Le christ, dans l’instruction supramentale, ne désigne pas prioritairement une figure religieuse historique ni un objet de culte, mais un principe cosmique lié à la descente de l’esprit dans la matière et à la capacité de la conscience humaine à se verticaliser au-delà des circuits astraux. Il s’agit d’une fonction universelle de rayonnement de la lumière réelle dans la forme, indépendante des institutions, des mythes et des représentations dogmatiques.
Sur le plan opératif, le christ correspond à l’expression d’une conscience affranchie des mécanismes de l’ego et des mémoires de l’âme, capable de transmettre une parole directe issue de l’esprit sans déformation affective ou idéologique. Cette fonction ne relève pas d’une morale ni d’un idéal à imiter, mais d’un état structurel où la perception du réel n’est plus filtrée par la croyance, la peur ou la projection collective.

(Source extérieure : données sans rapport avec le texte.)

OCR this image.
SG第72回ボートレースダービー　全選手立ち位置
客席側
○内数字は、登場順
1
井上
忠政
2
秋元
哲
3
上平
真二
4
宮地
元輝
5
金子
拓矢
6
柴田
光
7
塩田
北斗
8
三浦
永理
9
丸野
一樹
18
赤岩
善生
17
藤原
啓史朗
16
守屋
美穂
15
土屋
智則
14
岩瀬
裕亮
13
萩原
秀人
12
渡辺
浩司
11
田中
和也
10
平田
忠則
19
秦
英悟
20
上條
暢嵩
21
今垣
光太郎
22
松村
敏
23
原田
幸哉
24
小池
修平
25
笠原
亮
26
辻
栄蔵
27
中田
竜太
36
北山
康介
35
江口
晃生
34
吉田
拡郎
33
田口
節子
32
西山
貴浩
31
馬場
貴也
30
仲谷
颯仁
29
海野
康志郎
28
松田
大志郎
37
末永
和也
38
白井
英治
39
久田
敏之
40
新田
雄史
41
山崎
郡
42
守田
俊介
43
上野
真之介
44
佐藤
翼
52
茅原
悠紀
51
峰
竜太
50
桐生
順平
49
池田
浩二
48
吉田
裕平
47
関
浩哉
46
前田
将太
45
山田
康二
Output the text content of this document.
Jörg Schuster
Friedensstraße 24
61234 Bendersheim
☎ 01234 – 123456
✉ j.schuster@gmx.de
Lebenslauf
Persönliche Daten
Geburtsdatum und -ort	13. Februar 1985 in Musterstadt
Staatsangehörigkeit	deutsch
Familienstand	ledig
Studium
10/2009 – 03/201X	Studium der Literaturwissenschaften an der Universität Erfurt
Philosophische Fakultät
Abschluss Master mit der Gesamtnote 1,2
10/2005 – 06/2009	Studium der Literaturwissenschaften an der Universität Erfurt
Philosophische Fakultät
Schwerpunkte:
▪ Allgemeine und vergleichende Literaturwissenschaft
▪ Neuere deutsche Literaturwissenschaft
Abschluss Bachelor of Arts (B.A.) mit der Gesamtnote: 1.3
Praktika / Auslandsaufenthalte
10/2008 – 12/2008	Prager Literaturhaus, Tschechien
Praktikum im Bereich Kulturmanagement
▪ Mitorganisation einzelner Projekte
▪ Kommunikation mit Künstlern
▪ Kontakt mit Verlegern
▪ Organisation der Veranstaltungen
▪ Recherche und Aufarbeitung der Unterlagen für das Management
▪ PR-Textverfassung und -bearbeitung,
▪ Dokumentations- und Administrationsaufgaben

Lorsque le terme est mal compris, le christ est enfermé dans une lecture religieuse, personnifié ou sacralisé, ce qui en fait un objet de foi plutôt qu’un principe fonctionnel de transformation de la conscience. Dans l’instruction supramentale issue de Bernard de Montréal, il renvoie au contraire à une dynamique cosmique réelle, accessible uniquement par un déplacement du centre de gravité hors des structures involutives et par l’établissement d’une relation directe avec la parole de l’esprit.
Ainsi défini, le christ n’est ni un symbole dévotionnel ni une identité à revendiquer, mais une signature universelle de la présence de l’esprit dans la matière, indiquant jusqu’où une conscience humaine peut se dégager du monde de la mort pour devenir un axe vivant de transmission du réel.